Android has governor steps in the kernel depending on load and how aggressive the maker wants to set the phone up.
If a benchmark app is supposed to bench a phone you want max out clocks to keep it repeatable and not the soc running different cores at different clock speeds and in idle states.
But the phones don't run that way any other time, so what you get is a false sense of performance.
So if apple sets an aggressive governor and maxes CPU speeds with light use and some android benchmarks are not telling the kernel to run max clocks its cheating?
What many Android manufacturers have done is to only adjust the SoC's clock speeds when certain benchmark apps are running. Apple and Motorola do not do that. As no one has reported inconsistent benchmark results for the phones from those manufacturers, it wouldn't appear as though they're treating them any different from any other application.
You can change performance governors in the kernel anyways so if I go and turn max performance on my gs4 is that cheating when I go for record bench runs?

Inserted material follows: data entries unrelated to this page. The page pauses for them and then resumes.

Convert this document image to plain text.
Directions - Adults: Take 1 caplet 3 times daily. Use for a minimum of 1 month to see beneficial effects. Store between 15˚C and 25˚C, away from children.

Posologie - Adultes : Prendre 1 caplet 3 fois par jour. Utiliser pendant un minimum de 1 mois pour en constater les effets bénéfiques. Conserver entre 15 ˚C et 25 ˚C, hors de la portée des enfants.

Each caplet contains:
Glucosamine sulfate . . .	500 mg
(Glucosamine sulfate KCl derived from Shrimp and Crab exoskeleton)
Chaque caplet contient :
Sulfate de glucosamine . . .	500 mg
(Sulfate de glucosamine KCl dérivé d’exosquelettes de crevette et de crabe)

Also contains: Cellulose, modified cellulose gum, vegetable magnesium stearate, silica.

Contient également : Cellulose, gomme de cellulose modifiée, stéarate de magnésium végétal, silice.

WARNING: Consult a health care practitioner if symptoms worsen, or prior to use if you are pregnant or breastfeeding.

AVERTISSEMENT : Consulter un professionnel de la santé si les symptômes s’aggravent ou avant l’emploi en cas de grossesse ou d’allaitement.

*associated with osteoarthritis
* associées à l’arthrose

If you want to manually change the way your phone's SoC operates that's your own business. However, you wouldn't try to claim that the performance that you get is the same as a stock phone.
Think of it this way, imagine that you go to a car dealership and are looking at cars. You see one that people have said has 350 HP. You take the care out on their test track and test drive the car, like it and decide to purchase it.
However when you get it home, you notice that you're not getting the advertised level of power. When you ask the dealer about it, he calmly explains that the only time you actually get that much power from the car is only if you're test-driving it (because otherwise the fuel efficiency would be terrible), but now that you've bought it, it won't operate in that mode unless you're on their test track.
If you're savvy enough, you can go online and find a hack that someone else made that will allow you to program the ECU to always run at 350 HP, but then you're getting fewer than the advertised MPG.
I'd be interested in seeing someone try to trick the phone to running in its benchmark mode for the battery life tests to see how much of a difference it makes. If they want to rig the phone to report false performance figures, then they have to accept what it will do to the battery life.